Perhaps the simplest way to explain what “Maundy” means is to say that the word comes from the same Latin root as the word “mandate.” It refers to the Lord’s “command” to his followers. “Which command,” you ask? Traditionally, this one:
A new command I give you: Love one another. As I have loved you, so you must love one another. (John 13:34, NIV)This may seem confusing to some, because if you look up the context of this passage, you'll find that these words are not spoken in the context of Jesus’ last supper as we commonly understand it. Although there is a meal involved (and bread is specifically mentioned), and the chapter does suggest that Judas is about to betray Jesus, the usual statements about the bread and the wine being Jesus’ body and blood aren’t here at all (the gospel of John does have teaching about eating Jesus’ flesh and drinking his blood, but it’s in a totally different context). Instead, the meal is accompanied by a scene where Jesus washes the feet of his disciples.
In my experience, the foot washing sequence has been neglected in favor of the bread and wine, and although I’ve seen efforts to reclaim foot washing as a part of the Maundy Thursday observance, this seems to be “optional,” whereas Communion (or the Eucharist, or the Last Supper, or some other name depending on one’s tradition) is the focal point.
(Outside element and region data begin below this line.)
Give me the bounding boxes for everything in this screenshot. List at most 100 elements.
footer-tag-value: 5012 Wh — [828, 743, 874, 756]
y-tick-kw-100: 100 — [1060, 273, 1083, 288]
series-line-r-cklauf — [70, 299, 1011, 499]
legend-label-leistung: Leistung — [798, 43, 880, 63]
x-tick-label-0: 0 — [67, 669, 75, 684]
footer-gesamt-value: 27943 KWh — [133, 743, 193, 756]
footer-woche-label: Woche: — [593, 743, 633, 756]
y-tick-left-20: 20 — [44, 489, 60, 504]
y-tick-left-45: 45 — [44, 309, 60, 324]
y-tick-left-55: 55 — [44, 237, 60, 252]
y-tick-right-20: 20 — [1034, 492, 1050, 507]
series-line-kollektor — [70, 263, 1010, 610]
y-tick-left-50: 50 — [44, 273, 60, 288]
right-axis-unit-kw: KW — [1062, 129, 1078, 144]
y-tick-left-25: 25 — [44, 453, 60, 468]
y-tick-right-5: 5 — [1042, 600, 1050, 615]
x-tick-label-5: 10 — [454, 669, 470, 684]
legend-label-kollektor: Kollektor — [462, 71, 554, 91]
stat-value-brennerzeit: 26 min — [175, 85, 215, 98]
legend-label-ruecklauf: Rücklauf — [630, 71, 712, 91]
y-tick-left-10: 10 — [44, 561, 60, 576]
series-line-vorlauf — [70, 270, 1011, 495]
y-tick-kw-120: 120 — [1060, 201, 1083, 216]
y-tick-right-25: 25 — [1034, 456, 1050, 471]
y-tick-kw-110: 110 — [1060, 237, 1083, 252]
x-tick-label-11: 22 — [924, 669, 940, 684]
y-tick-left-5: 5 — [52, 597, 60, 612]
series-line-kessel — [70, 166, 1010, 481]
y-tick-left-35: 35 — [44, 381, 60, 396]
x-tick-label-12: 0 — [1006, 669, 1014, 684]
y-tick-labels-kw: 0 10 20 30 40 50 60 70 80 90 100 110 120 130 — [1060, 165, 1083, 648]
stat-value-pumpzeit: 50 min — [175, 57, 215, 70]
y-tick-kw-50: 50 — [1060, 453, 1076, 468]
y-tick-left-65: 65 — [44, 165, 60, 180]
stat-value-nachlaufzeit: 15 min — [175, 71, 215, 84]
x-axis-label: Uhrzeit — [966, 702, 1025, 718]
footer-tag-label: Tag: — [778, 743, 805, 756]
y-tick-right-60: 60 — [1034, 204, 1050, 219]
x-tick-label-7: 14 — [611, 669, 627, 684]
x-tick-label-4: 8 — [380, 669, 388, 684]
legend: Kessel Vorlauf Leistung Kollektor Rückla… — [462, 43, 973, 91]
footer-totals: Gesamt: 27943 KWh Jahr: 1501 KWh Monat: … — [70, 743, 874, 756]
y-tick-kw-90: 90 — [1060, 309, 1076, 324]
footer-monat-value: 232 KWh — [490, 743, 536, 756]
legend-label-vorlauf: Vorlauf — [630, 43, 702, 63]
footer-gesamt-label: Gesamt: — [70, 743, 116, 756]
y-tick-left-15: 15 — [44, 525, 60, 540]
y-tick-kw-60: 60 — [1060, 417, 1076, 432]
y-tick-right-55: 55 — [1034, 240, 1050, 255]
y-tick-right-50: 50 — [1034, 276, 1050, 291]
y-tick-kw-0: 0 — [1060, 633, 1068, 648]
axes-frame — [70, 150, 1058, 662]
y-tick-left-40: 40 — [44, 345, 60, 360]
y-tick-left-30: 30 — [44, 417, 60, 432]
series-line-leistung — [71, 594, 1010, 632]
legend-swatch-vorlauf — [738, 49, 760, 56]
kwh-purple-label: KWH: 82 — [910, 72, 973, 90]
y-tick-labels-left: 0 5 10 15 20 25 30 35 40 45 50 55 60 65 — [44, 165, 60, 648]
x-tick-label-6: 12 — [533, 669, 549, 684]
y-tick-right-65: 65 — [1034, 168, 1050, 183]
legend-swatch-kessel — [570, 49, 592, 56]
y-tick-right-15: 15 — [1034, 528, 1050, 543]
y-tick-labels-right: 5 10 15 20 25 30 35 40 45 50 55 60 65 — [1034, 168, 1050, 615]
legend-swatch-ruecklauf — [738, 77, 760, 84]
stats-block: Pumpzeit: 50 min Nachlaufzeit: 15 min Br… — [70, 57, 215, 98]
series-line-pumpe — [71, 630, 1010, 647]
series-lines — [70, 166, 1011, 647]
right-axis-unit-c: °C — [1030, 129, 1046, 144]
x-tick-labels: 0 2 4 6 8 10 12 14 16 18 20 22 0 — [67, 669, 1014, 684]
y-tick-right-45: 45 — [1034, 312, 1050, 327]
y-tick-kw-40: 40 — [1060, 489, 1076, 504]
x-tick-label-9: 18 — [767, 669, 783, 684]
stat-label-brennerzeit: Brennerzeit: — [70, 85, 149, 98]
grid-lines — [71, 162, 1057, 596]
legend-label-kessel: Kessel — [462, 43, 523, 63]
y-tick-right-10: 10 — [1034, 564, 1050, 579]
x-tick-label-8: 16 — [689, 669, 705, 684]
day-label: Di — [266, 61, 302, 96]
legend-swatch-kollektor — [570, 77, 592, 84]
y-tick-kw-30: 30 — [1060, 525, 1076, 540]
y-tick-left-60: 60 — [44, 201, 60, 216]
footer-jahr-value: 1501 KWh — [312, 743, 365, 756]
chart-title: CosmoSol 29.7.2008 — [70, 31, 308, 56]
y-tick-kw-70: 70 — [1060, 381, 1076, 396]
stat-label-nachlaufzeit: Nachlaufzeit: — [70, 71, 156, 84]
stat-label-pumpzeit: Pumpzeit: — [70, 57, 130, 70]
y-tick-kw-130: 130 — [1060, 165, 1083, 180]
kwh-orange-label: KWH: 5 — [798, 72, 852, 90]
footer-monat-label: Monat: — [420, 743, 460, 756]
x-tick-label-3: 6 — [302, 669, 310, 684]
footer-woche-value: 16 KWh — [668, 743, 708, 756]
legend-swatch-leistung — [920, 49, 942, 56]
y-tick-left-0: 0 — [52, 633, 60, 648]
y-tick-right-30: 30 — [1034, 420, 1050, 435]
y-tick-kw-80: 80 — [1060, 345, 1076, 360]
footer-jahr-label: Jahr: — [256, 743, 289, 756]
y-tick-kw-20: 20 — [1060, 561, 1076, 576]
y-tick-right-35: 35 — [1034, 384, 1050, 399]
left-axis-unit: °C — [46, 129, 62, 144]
This brings us back to the question of “which command” of Jesus is behind Maundy Thursday. If the Last Supper is the focal point, the command that is most likely emphasized is “do this in remembrance of me.” Remembering Jesus is a good thing, but it’s rather vague in terms of suggesting a response. It runs the risk of reinforcing the dominant individualistic mindset of so much of American Evangelicalism. Does our remembering Jesus mean anything to anyone else? A focus on the foot washing is more likely to emphasize Jesus’ command that we should love one another. Perhaps one can argue that this is vague, as well. How should we love one another? We may have shifted our attention from ourselves and onto others, but how do we show our love?
I’m sure that there are many, many answers to that question, but the context of the passage at least gives us an example from which to start. We can love others by washing their feet. If a literal foot washing perhaps doesn’t mean the same thing to us as it would have done to people who walked everywhere they went via dirty roads, it shouldn’t be too hard to think about possible ways in which we can meet similar needs of people today, and thus show Jesus’ love for them through our actions.
And in doing this, we're obeying the command to "remember" Jesus, as well. Seems like a win-win.